27 Ara Yeni Maceralar ve Denizle İç İçe Geçen Günler
Güneş yeni battı, etrafta tatlı bir turuncu renk hakim. Havada hafif bir meltem, çevremde ötüşen cırcır böcekleri ve onlara ev sahipliği yapan binlerce çam ağacı var. Ben ise teknenin havuzluğunda oturmuş yeni yazım için kelimeleri bir araya getirmeye çalışıyorum. Herhalde bundan daha mutlu ve huzurlu bir an yaşayamazdım şu an.
Az sonra okuyacağınız satırlarda korku var; endişe var. Elinin emeği, alnının teri ile uzmanı olmadığın bir konuda yaptığın bakım sonucu hissettiğin başarmışlık duygusu var. Doğayla iç içe olmanın verdiği huzur var. Ve bu huzuru sevdiklerinle paylaşmanın mutluluğu var…

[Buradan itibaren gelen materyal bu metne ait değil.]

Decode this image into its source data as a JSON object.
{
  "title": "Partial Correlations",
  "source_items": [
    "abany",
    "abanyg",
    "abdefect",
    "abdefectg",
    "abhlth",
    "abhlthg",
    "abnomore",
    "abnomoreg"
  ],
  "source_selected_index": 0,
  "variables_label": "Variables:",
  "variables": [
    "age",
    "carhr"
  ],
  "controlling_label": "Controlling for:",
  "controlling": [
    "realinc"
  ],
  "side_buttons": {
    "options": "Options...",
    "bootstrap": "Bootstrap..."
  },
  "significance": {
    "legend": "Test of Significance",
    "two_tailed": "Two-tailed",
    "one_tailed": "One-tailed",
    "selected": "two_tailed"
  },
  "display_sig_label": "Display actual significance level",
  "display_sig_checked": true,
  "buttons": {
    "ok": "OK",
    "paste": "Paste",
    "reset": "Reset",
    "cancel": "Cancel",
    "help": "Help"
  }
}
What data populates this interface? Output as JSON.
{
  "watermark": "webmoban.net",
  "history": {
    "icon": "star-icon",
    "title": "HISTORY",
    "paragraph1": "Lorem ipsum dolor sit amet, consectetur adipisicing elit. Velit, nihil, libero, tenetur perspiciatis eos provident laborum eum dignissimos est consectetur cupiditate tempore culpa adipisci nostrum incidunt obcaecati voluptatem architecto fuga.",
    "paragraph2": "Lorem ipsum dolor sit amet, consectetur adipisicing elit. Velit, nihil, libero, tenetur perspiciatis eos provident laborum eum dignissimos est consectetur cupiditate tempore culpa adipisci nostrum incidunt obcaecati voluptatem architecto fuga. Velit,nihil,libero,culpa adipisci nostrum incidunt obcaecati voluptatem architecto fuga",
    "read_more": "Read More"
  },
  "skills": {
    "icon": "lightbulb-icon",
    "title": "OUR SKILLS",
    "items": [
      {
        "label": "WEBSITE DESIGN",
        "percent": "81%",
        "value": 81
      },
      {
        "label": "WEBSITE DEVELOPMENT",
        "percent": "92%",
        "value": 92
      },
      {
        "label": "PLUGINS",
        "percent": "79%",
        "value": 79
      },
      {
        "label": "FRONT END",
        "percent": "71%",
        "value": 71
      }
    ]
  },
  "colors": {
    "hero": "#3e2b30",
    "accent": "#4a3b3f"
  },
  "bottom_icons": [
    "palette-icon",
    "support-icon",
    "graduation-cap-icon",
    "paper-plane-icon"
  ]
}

Bazı Bakım-Onarım İşlerini Hallederek Yapılacaklar Listesinden Sildik
Bu geçtiğimiz ay içinde ne kadar çok şey yaşadık. Yaz aylarının gelmesiyle birlikte tekneye gelişlerimiz sektirmeden her hafta sonu olmaya başladı. Sonrasında gelen bayram tatili ve yıllık izinlerle birlikte yaşadığımız maceraların sayısı da haliyle arttı.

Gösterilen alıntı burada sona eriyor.